# **Web Scraping with BeautifulSoup**

## Introduction

If you have visited websites like data.gov or kaggle.com (and if you are reading this portfolio project, chances are that you have!), you might have noticed that most of the times you need more than one data file to get the information you are looking for

## Objective

In this project, a function was created to retrieve the .cvs and .xlsx urls (and files) available on a table containing urls to the given data files. The url to the Livestock and Meat Domestic Data page from the Economic Research Service website was used.

## Setup

For this project, the following libraries were used:
* urllib.- A python package that provides several modules for working with URLs, such as opening, reading, parsing, and handling errors.
* requests.- A python library that simplifies working with HTTP requests. It allows you to send and receive data from web services with different methods, such as GET, POST, PUT, and DELETE
* BeautifulSoup.- A Python library that helps you extract data from HTML and XML files.
* Pandas.- A Python library that allows you to create manipulable data structures (DataFrames), among it's functionalities are: reading and saving csv an xlsx files.
* io.- A Python Library that allows you to manage the file-related input and output operations of python.

In [1]:
import urllib
import requests
from bs4 import BeautifulSoup
import pandas as pd
import io

## Setting our URL

In [2]:
url = r"https://www.ers.usda.gov/data-products/livestock-meat-domestic-data/"  

## Creating our function

In [25]:
def downloadables(url):
    '''
    This function creates a beautifulsoup that parses the url provided, then gets the table on the url by finding its class attribute and gets the number of
    urls that have "csv" and "xlsx" on them. 
    Finally, it prints the total number of urls present on the table, and the number of "csv" and "xlsx" present respectively.
    
    param url: the url of a page that contains a table with .xlsx and .csv files
    
    return list of url strings that download xlsx, list of url that contains csv
    '''
    
    def get_parsed_html(url):
        '''
        param url: string of a url to be scraped
        return: bs4.BeautifulSoup
        '''
        mybytes = urllib.request.urlopen(url).read().decode("utf8")
        return BeautifulSoup(mybytes, features="lxml")
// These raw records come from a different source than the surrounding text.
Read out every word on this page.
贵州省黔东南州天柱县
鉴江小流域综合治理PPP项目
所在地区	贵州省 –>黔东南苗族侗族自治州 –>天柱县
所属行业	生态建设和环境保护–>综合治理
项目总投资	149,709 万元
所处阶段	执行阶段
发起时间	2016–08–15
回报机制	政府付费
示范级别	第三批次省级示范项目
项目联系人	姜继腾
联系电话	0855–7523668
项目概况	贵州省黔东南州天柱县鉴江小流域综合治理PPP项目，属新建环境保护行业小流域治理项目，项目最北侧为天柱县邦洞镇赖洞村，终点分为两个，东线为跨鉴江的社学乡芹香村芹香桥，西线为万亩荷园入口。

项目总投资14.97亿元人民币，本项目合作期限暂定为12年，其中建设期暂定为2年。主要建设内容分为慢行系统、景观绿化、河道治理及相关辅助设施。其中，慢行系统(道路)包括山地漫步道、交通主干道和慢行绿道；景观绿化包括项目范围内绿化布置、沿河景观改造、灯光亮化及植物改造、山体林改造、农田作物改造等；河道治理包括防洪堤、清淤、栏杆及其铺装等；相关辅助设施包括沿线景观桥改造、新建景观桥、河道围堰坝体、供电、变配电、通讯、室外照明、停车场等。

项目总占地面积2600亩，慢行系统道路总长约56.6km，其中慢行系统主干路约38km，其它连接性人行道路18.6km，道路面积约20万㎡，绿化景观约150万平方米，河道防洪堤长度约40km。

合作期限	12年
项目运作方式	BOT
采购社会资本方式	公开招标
    def get_download_urls(parsed_html):
        '''
        param parsed_html: bs4.BeautifulSoup object
        return: list of url strings that download csvs, list of url 
        strings that download xlsx
        '''
        table_data = parsed_html.body.find('table', attrs={'class':'usa-table usa-table--striped usa-table--stacked-header usa-table--borderless'})
        download_url = r"https://www.ers.usda.gov"
        urls = [download_url + i['href'] for i in table_data.find_all("a")]
        return [x for x in urls if "csv" in x], [x for x in urls if "xlsx" in x]

    def print_total(xls, csv):
        '''
        param xls: length of list of url that download xlsx
        param csv: length of list of url that download csv
        '''
        print("There is a total number of",xls+csv, "files,",xls,"excel files and",csv, "csv files")

    parsed_html = get_parsed_html(url)
    
    csv, xls = get_download_urls(parsed_html)
    
    print_total(len(xls), len(csv))
    
    return xls, csv

## Calling our function

In [27]:
xls, csv = downloadables(url)

There is a total number of 11 files, 11 excel files and 0 csv files


## Creating a list with all ".xlsx" and ".csv" files

In [28]:
list_urls = xls + csv
list_urls

['https://www.ers.usda.gov/webdocs/DataFiles/104360/MeatStatsRecent.xlsx?v=6500',
 'https://www.ers.usda.gov/webdocs/DataFiles/104360/MeatStatsFull.xlsx?v=6500',
 'https://www.ers.usda.gov/webdocs/DataFiles/104360/MeatSDRecent.xlsx?v=6500',
 'https://www.ers.usda.gov/webdocs/DataFiles/104360/MeatSDFull.xlsx?v=6500',
 'https://www.ers.usda.gov/webdocs/DataFiles/104360/BTECOST.xlsx?v=6500',
 'https://www.ers.usda.gov/webdocs/DataFiles/104360/ProductionIndicators.xlsx?v=6500',
 'https://www.ers.usda.gov/webdocs/DataFiles/104360/LivestockPrices.xlsx?v=6500',
 'https://www.ers.usda.gov/webdocs/DataFiles/104360/WholesalePrices.xlsx?v=6500',
 'https://www.ers.usda.gov/webdocs/DataFiles/104360/highplainscattlefeedingsimulator.xlsx?v=6500',
 'https://www.ers.usda.gov/webdocs/DataFiles/104360/heifersenteringherd.xlsx?v=6500',
 'https://www.ers.usda.gov/webdocs/DataFiles/104360/FeederCattleSuppliesOutsideFeedlots.xlsx?v=6500']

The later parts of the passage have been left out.